AK Parti'nin 2002'de mağduriyetler üzerine bir iktidar inşa ettiğini hepimiz biliyoruz.
Cumhurbaşkanı Tayyip Erdoğan'ın, İstanbul'un belediye başkanıyken bir şiir okudu diye tutuklanması, 28 Şubat döneminde muhafazakarlara yapılan baskılar, 2007'de “apoletli muktedirlerin” e-muhtıraları, muhafazakâr bir cumhurbaşkanına karşı çıkmaları, AK Parti'yi kapatma girişimleri başlıca mağduriyetler arasındaydı.
Bu mağduriyetler millet nezdinde öyle büyük bir tepki oluşturdu ki farklı eğilimlerden insanlar akın akın sandığa koşup AK Parti'ye oy verdi.
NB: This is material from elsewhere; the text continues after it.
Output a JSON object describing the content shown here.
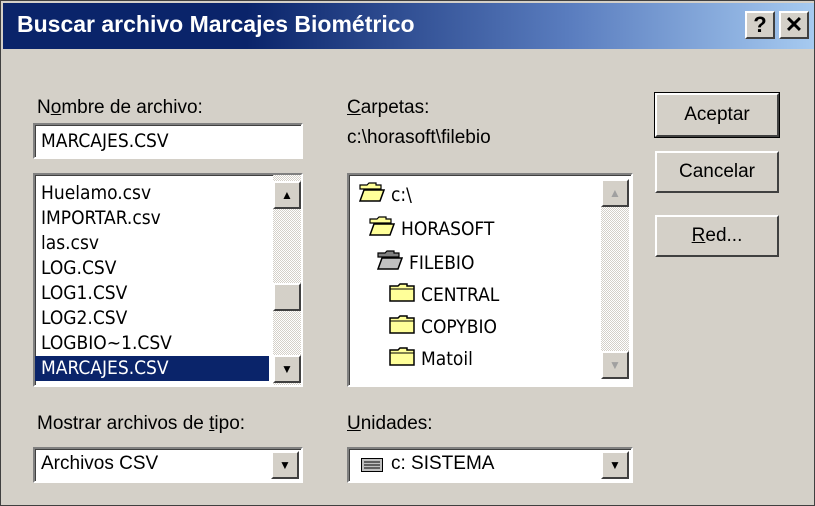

Sezen Aksu'nun 2017'de yazdığı şarkı üzerinden yaşananlar, mağdurların partisi AK Parti'nin 20 yılın sonunda geldiği noktayı görmemiz açısından önemli bir vesile oldu.
Erdoğan, Cumhurbaşkanı sıfatıyla cami minberinden Sezen Aksu için “O uzanan dilleri yeri geldiğinde koparmak, hadlerini bildirmek görevimizdir” demişti.
Oysa muhafazakar yazarlardan Ahmet Taşgiteren'in 23 Ocak günü Karar'daki yazısında dediği gibi sadece “Keşke söylenmeseydi” diyebilirdi, “Sezen hanım hakaret etmeyi düşünmemiştir” diyebilirdi, “Toplumun hassas olduğu konularda daha dikkatli, titiz olmak gerekir” diyebilirdi…
Taşgetiren aynı yazısında “Camide seslendirilen, üstelik Cumhurbaşkanlığı seviyesinde seslendirilen ‘Dil koparma – Had bildirme' tehdidi ile nereye varılır ki?” diye sormuş.
Bu sorusunun cevabını yazısının çıktığı gün adliye binası önünde 15 Temmuz Gaziler ve Şehitler Platformu üyeleri vermiş: “Beyinlerine sıkacağız, kafalarına. İnlerinde hepsini ezeceğiz.”